Banks head for worst year in reduction of dividends.

Banks Head for Worst Year In Reduction of Dividends

This year could soon shape up as the grimmest since the Great Depression for dividend cuts by major banks, unless so much slashing has already gone on that the worst is over.

Since January, 23 large banking companies have reduced or eliminated the dividends on their common stock, according to Keefe, Bruyette & Woods Inc., the New York securities firm specializing in bank equities.

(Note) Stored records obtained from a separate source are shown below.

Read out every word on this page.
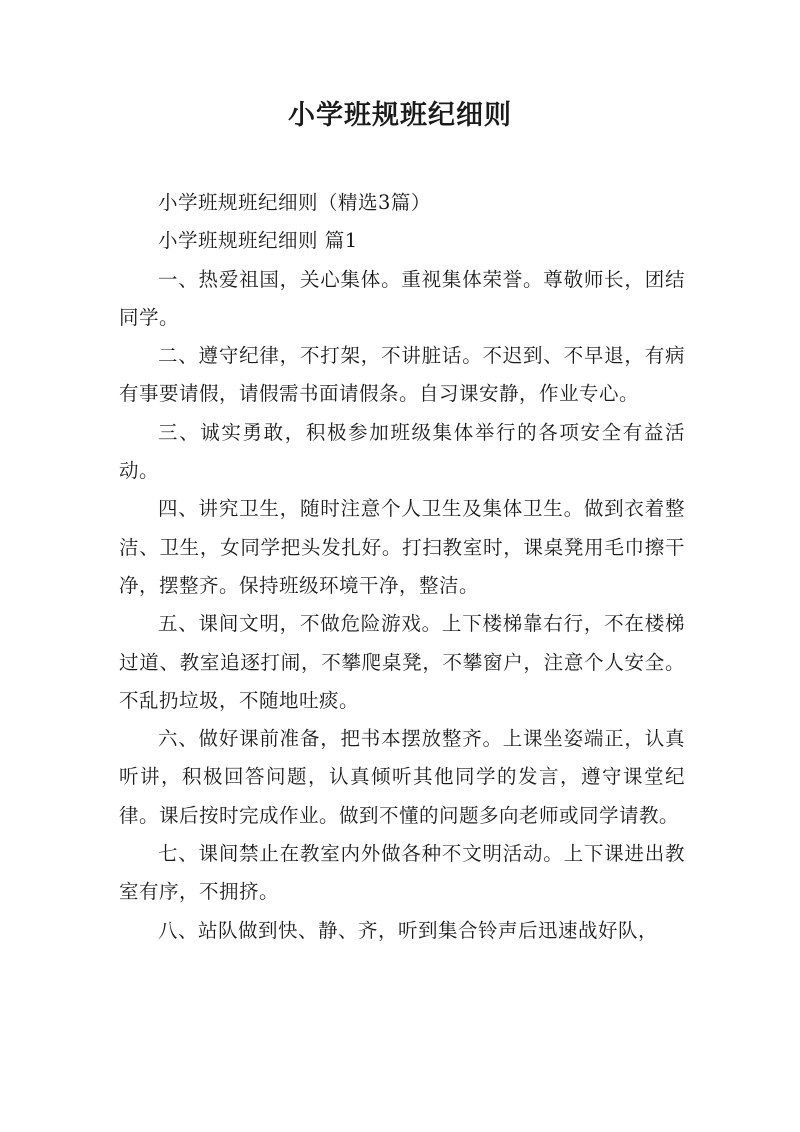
小学班规班纪细则

小学班规班纪细则（精选3篇）

小学班规班纪细则 篇1

一、热爱祖国，关心集体。重视集体荣誉。尊敬师长，团结同学。

二、遵守纪律，不打架，不讲脏话。不迟到、不早退，有病有事要请假，请假需书面请假条。自习课安静，作业专心。

三、诚实勇敢，积极参加班级集体举行的各项安全有益活动。

四、讲究卫生，随时注意个人卫生及集体卫生。做到衣着整洁、卫生，女同学把头发扎好。打扫教室时，课桌凳用毛巾擦干净，摆整齐。保持班级环境干净，整洁。

五、课间文明，不做危险游戏。上下楼梯靠右行，不在楼梯过道、教室追逐打闹，不攀爬桌凳，不攀窗户，注意个人安全。不乱扔垃圾，不随地吐痰。

六、做好课前准备，把书本摆放整齐。上课坐姿端正，认真听讲，积极回答问题，认真倾听其他同学的发言，遵守课堂纪律。课后按时完成作业。做到不懂的问题多向老师或同学请教。

七、课间禁止在教室内外做各种不文明活动。上下课进出教室有序，不拥挤。

八、站队做到快、静、齐，听到集合铃声后迅速战好队，
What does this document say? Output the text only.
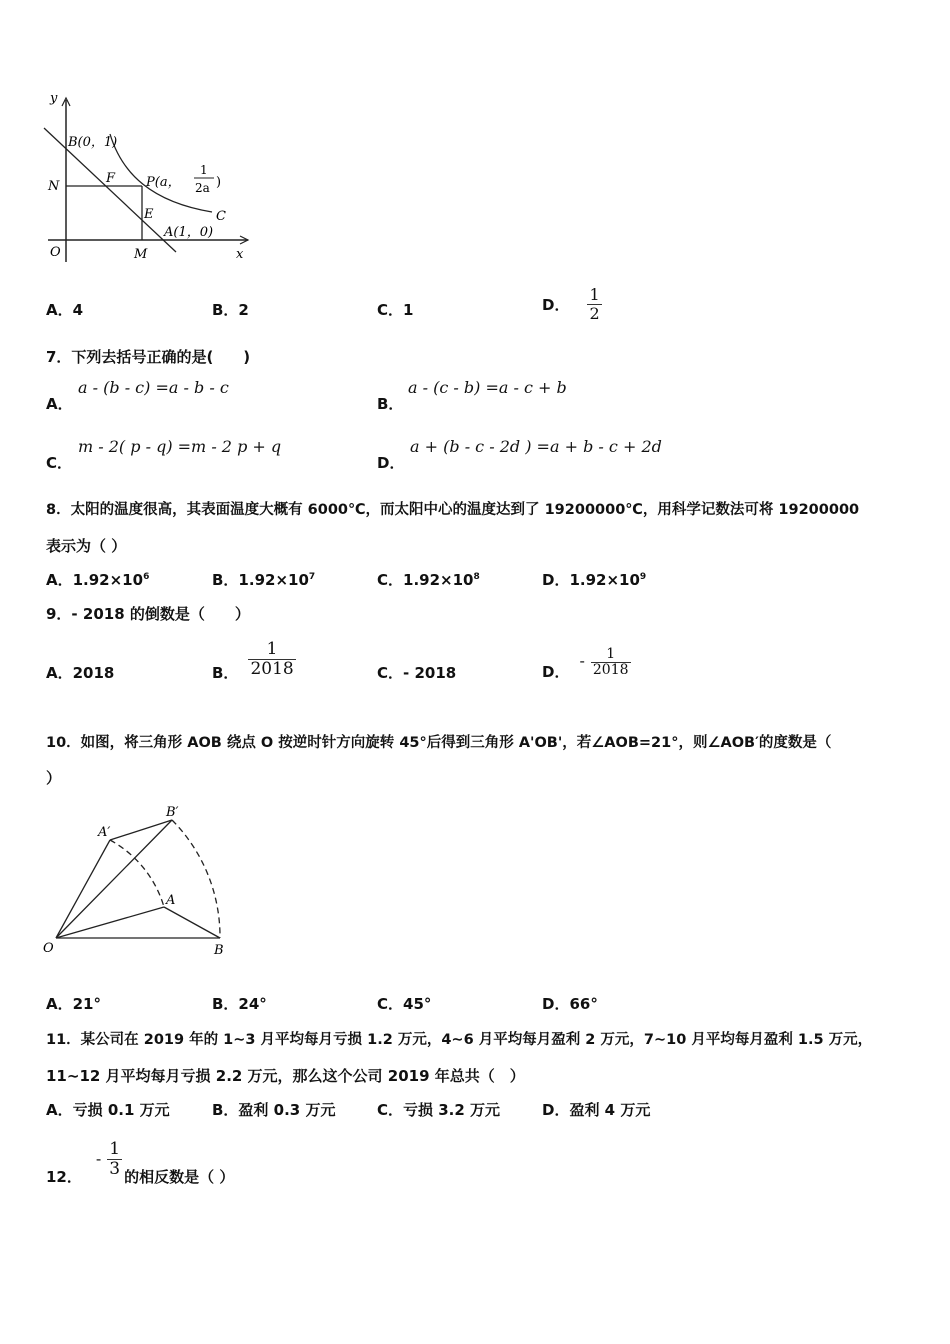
y
x
O
B(0，1)
N
F P(a，
1
2a )
E	C
A(1，0)
M
A．4	B．2	C．1	D． $\frac{1}{2}$
7．下列去括号正确的是(　　)
A．
a - (b - c) =a - b - c
B．
a - (c - b) =a - c + b
C．
m - 2( p - q) =m - 2 p + q
D．
a + (b - c - 2d ) =a + b - c + 2d
8．太阳的温度很高，其表面温度大概有 6000℃，而太阳中心的温度达到了 19200000℃，用科学记数法可将 19200000
表示为（ ）
A．$1.92\times 10^6$	B．$1.92\times 10^7$	C．$1.92\times 10^8$	D．$1.92\times 10^9$
9．- 2018 的倒数是（　　）
A．2018	B． $\frac{1}{2018}$	C．- 2018	D．
- $\frac{1}{2018}$
10．如图，将三角形 AOB 绕点 O 按逆时针方向旋转 45°后得到三角形 A'OB'，若∠AOB=21°，则∠AOB′的度数是（
）
O
A
B
A′
B′
A．21°	B．24°	C．45°	D．66°
11．某公司在 2019 年的 1∼3 月平均每月亏损 1.2 万元，4∼6 月平均每月盈利 2 万元，7∼10 月平均每月盈利 1.5 万元，
11∼12 月平均每月亏损 2.2 万元，那么这个公司 2019 年总共（　）
A．亏损 0.1 万元	B．盈利 0.3 万元	C．亏损 3.2 万元	D．盈利 4 万元
12．
- $\frac{1}{3}$ 的相反数是（ ）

Four more dividend cuts and the tally for six-and-a-half months of 1991 will match the total for all of last year in the universe of 140 bank stocks that Keefe Bruyette tracks.

Worst Since 1986

Before 1990, the worst recent year for cutting dividends was 1986, when 17 reductions occurred. That was when most major banks in Texas and elsewhere in the Southwest were reeling from the devasting impact of plunging world oil prices and a collapsing regional real estate market.

It seems unlikely, however, that the second half of the year will match the first, even though half a dozen banks remain candidates for adverse dividend action, according to Keefe.

The pace of the first half has to slacken, if only because the number of top banks not paying any dividend, 24 of 140 banks followed by Keefe, is now at an all-time high, according to John B. Works, a Keefe analyst.

Options Are Exhausted

"Obviously, those banks that have already ceased dividend payments in the wake of earnings difficulties can do nothing further - negative, that is - as far as the dividend is concerned, except continue not to pay it," he noted.

Keefe did not name banks that are possible candidates for dividend cuts during the rest of the year. But analysts elsewhere have said payouts may come under pressure at C&S/Sovran Corp., Norfolk, Va., depending of the course of its merger discussions with NCNB Corp.

At Wells Fargo & Co., San Francisco, the $4 annual payout is also viewed as less certain after that bank's recent reserve-building move. Michigan National Corp., Bloomfield Hills, Mich., has a hefty 7% yield on its stock, which can be a prelude to dividend action, but remains a well-capitalized bank.

Further Cuts Awaited

James Rosenberg, an analyst at Shearson Lehman Brothers Inc., recently said dividend cuts are possible by the two largest Chicago banks, First Chicago Corp. and Continental Bank Corp.

Mr. Rosenberg also suggested that a second round of dividend cuts is possible at two New York money-center institutions, Citicorp and Chase Manhattan.

In the midst of recent bad news on the bank dividend front, however, a number of healthy banks have raised dividends.